Google states that this approach is highly effective and their tests show that the accuracy rate for AI Overviews is on par with that of Featured Snippets — which also uses AI systems to identify and show key info with links to web content.

As for the Odd results showing up, Reid states that a large number of the screenshots shared widely were fake and encourages those who encounter such screenshots to do the search themselves to check. They did admit that some odd, inaccurate, or unhelpful overviews did show up. These were generally for queries that people do not commonly do and it highlighted areas where improvements were needed.

One area they identified was the ability to interpret nonsensical queries and satirical content. For example, for the query “How many rocks should I eat?” Prior to these screenshots going viral, practically no one asked Google that question. There isn’t much web content that seriously contemplates that question, either. This is what is often called a “data void” or “information gap,” where there’s a limited amount of high-quality content about a topic. However, in this case, there is satirical content on this topic that also happened to be republished on a geological software provider’s website. So when someone put that question into Search, an AI Overview appeared that faithfully linked to one of the only websites that tackled the question.

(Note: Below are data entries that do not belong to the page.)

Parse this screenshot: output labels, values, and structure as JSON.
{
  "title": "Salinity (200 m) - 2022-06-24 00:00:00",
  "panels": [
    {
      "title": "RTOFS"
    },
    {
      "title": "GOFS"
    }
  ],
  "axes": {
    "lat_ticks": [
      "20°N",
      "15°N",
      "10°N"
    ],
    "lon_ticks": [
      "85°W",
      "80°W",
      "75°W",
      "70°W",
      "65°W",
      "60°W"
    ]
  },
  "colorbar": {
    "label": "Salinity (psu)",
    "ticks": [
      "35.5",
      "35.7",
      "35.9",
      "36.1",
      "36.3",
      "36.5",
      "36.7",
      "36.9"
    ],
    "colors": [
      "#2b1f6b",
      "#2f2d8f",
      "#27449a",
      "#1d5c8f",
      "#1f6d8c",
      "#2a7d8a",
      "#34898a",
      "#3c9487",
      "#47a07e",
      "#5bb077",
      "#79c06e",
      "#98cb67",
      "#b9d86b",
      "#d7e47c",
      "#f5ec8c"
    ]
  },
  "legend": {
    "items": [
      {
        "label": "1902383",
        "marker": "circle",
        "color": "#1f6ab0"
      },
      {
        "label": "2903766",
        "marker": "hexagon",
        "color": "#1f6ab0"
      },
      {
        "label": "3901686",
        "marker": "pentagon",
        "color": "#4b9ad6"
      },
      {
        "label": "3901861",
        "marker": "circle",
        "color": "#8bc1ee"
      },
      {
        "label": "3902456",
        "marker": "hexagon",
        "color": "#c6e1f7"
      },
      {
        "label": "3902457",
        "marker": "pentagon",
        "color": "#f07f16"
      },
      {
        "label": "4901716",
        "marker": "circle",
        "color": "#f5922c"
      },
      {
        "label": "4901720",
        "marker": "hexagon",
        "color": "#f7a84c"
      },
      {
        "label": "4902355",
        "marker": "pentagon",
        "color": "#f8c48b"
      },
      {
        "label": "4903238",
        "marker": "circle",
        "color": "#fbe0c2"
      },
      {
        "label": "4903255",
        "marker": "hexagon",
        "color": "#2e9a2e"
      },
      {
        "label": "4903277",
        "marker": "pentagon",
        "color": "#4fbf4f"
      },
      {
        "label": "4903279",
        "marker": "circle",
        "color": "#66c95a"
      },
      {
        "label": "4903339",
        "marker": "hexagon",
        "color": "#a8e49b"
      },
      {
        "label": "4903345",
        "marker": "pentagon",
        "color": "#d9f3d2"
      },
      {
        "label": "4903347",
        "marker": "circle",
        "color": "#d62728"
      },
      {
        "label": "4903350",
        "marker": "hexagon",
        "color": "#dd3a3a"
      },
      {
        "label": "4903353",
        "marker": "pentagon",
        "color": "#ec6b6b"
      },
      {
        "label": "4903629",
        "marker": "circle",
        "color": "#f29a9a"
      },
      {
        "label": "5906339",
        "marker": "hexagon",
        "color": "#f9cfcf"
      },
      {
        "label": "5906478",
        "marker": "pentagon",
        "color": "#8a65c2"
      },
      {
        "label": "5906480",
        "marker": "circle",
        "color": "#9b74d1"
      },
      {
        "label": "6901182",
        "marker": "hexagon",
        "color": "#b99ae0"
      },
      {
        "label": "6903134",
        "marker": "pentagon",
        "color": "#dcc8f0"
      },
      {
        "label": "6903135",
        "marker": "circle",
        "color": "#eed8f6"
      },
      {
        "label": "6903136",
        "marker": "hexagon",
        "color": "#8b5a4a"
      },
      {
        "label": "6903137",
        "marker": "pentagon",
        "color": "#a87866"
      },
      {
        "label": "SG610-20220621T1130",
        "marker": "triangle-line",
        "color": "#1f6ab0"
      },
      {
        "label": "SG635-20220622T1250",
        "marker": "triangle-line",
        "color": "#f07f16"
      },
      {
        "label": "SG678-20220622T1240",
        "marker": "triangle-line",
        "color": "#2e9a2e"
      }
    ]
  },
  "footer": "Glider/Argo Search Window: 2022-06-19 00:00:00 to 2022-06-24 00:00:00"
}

In other examples, AI Overviews featured sarcastic or troll-y content from discussion forums. Forums are often a great source of authentic, first-hand information, but in some cases can lead to less-than-helpful advice, like using glue to get cheese to stick to pizza.

In a small number of cases, they have also seen AI Overviews misinterpret language on webpages and present inaccurate information, which they worked quickly to address either through improvements to our algorithms or through established processes to remove responses that don’t comply with their policies.

From looking at the examples from the past couple of weeks, they were able to determine patterns where they did not get it right and have made improvements:

Built better detection mechanisms for nonsensical queries that shouldn’t show an AI Overview, and limited the inclusion of satire and humor content.
Updated our systems to limit the use of user-generated content in responses that could offer misleading advice.
Added triggering restrictions for queries where AI Overviews were not proving to be as helpful.
For topics like news and health, they already have strong guardrails in place. For example, they aim not to show AI Overviews for hard news topics, where freshness and factuality are important. In the case of health, they launched additional triggering refinements to enhance their quality protections.